Objective:
The research is based on the study of the interplay between genetic variability and co-exposure to chemicals for extended period of time and how this contributes to the development or exacerbation of central nervous system disorders during child development. Identification of single nucleotide polymorphisms (SNPs) may help predict an individual’s susceptibility to environmental pollutants, and the risk of onset of neurodevelopmental disorders. Genome-wide association studies (GWASs) have identified a large number of genetic variants, significantly associated with a wide range of complex traits. However, these variants typically have a small effect and correspond to a small fraction of truly associated variants, meaning that they have limited predictive power. Therefore, our approach to this constraint is the polygenic risk score (PRS) application which is an estimate of an individual’s genetic liability to a trait or disease, calculated according to their genotype profile and relevant GWAS data.

Methods:
Cord blood/tissue and saliva samples from the Italian (604 samples), Slovenian (249 samples) and Croatian (149 samples) PHIME cohorts were collected for DNA extraction. All samples (total 1002) were genotyped with Infinium Global Screening arrays by Illumina (Illumina Inc., San Diego, CA, USA). Genotype imputation was followed in order to estimate missing genotypes from the genotype reference panel.
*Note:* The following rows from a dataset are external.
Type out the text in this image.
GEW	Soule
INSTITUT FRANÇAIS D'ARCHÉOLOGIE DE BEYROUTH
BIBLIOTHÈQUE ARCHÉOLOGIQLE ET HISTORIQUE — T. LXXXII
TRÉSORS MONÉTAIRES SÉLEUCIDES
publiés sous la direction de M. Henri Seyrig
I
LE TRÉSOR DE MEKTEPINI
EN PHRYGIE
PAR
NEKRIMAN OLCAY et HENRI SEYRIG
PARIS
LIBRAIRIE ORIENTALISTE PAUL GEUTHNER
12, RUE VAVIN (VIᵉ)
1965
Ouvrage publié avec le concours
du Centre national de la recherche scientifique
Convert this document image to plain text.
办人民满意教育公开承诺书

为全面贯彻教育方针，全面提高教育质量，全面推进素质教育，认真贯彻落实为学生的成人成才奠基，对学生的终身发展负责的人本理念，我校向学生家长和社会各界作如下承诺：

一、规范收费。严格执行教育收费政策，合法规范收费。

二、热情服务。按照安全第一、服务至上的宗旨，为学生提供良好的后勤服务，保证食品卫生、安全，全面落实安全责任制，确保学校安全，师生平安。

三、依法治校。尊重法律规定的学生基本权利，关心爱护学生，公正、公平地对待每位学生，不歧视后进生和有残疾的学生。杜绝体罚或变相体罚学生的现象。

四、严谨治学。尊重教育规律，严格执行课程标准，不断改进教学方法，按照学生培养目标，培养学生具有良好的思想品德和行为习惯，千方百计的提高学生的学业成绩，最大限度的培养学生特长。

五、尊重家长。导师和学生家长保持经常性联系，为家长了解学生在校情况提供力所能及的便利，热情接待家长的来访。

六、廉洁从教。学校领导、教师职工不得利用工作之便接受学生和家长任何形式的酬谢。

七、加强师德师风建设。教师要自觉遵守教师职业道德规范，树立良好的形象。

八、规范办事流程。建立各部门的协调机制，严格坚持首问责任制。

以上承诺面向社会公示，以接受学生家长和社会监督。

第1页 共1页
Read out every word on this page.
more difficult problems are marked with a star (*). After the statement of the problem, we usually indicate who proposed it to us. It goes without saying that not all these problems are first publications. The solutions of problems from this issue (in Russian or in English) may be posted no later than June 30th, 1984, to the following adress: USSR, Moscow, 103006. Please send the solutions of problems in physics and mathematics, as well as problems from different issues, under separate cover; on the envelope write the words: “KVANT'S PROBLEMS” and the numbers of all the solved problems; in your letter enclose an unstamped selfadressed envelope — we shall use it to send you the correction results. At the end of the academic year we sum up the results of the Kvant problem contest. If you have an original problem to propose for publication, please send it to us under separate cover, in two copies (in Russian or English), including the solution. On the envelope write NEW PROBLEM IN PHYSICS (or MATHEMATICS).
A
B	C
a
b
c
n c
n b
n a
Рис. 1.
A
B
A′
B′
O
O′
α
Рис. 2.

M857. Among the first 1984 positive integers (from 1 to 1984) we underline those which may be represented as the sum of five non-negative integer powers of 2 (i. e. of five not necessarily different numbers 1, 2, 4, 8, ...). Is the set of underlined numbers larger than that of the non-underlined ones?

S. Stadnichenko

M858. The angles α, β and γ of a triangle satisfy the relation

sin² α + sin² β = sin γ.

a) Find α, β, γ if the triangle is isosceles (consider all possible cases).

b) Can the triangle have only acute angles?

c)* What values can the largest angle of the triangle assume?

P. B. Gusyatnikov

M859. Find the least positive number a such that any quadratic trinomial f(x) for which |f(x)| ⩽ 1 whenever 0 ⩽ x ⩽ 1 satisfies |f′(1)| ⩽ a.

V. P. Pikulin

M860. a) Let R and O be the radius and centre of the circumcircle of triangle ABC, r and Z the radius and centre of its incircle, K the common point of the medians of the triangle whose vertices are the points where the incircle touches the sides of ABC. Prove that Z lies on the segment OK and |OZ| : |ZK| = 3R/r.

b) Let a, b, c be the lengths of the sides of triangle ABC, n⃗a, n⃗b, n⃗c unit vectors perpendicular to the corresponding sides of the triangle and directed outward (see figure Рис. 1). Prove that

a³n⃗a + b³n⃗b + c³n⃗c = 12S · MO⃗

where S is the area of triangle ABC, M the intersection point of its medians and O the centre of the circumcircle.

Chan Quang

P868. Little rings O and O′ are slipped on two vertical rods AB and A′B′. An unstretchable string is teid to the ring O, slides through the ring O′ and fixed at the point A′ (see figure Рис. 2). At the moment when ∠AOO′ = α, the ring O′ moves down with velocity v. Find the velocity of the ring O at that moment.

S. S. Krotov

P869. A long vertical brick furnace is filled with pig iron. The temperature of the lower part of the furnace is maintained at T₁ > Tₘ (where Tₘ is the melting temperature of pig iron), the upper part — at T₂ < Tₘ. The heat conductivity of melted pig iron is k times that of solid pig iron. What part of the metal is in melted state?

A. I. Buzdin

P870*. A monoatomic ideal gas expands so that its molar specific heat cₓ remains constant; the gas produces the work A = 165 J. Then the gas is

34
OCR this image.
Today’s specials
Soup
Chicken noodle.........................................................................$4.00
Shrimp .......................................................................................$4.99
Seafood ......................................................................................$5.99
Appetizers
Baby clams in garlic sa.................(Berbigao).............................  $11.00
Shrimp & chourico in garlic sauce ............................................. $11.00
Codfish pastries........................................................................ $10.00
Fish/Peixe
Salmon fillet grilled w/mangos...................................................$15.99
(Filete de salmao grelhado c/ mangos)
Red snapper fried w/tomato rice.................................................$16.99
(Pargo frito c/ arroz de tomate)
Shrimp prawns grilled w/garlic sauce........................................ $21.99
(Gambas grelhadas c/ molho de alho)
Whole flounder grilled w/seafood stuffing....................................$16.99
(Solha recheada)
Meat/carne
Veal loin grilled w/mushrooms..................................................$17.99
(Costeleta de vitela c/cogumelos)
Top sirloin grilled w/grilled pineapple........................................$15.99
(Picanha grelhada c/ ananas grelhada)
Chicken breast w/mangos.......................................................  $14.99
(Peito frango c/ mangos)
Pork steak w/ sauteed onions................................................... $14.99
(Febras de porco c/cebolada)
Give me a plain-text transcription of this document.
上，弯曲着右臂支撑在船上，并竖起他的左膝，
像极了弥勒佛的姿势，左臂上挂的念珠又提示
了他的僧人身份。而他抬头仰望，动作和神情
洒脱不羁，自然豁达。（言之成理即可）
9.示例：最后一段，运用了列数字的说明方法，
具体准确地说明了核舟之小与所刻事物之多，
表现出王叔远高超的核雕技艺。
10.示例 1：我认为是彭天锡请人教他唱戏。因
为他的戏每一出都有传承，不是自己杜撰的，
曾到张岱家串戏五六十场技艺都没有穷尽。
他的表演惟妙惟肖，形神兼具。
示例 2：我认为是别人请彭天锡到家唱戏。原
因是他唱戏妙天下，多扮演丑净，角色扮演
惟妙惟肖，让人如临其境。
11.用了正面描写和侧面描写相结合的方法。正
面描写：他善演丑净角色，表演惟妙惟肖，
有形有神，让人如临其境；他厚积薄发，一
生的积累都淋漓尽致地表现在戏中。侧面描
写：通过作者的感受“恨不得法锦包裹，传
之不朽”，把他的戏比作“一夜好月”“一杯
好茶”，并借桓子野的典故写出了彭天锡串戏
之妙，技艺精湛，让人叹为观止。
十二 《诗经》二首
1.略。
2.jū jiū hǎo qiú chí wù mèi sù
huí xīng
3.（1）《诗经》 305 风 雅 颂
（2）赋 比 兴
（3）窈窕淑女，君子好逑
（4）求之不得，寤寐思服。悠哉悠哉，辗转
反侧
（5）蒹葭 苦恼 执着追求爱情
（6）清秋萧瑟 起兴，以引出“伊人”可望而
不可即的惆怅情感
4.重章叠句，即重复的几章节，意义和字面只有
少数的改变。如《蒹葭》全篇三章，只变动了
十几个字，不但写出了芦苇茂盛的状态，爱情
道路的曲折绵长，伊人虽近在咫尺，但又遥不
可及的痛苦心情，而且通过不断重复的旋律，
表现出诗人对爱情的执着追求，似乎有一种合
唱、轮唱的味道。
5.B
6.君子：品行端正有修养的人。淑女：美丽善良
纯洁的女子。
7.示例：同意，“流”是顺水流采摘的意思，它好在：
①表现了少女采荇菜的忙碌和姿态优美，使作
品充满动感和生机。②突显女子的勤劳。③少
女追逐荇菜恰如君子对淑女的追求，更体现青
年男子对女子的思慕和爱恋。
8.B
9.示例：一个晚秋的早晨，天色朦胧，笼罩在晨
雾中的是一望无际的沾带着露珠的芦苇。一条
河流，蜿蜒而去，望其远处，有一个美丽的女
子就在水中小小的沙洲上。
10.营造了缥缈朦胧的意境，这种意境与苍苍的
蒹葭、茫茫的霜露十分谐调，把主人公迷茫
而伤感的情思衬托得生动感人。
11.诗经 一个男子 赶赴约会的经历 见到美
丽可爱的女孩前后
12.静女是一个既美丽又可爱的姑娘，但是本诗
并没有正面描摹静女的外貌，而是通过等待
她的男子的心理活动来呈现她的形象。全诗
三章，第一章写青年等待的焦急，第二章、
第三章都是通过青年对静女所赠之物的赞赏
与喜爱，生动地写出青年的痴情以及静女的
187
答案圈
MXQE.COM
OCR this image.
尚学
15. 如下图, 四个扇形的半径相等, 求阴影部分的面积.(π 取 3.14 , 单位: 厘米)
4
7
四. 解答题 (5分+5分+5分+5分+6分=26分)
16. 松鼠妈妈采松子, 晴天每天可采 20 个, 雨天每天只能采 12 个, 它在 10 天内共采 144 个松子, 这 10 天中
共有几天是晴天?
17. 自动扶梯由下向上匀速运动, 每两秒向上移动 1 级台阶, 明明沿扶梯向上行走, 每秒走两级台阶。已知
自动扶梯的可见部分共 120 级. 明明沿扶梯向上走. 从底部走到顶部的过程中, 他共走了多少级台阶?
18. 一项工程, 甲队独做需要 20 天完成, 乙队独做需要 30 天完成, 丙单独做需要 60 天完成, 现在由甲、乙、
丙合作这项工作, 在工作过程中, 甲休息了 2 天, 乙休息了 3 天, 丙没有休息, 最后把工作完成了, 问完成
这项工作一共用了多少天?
Reference data were obtained from a GWAS meta-analysis, in 269,867 individuals which identifies new genetic and functional links to intelligence. Both reference data and our PHIME target data underwent quality control using Genome studio, plink and R software, where SNPs and individuals were removed due to mismatching, duplicate and ambiguous SNPs or sample overlap and relatedness. Using a linear mixed model in the genome-wide complex trait analysis software, PRSice-2, PRS analysis was applied on the remaining samples (983 individuals), in order to explain the heritability of children cognitive scores at 18 months of age by evaluating the effects of all SNPs simultaneously.

Results:
Cognitive scores of 983 children were normally distributed and the value range was from 70 to 145. A multiple linear regression model was applied to find the relationship between children cognitive scores and a variety of explanatory variables. Statistically significant associations were found between cognitive scores and PRS scores (p=0.000212), maternal age at delivery (p=0.000640) and child fresh and homogenized fish intake, p=0.016357 and p=0.07626, respectively. While, no association was found between cognitive scores and THg cord blood levels, maternal BMI, maternal alcohol consumption, child birthweight and birth length (p>0.05).

Conclusions:
We found some evidence that the health outcome of our study is directly associated with the genotype profile and can be adversely influenced by the maternal age as well as, by child fish consumption.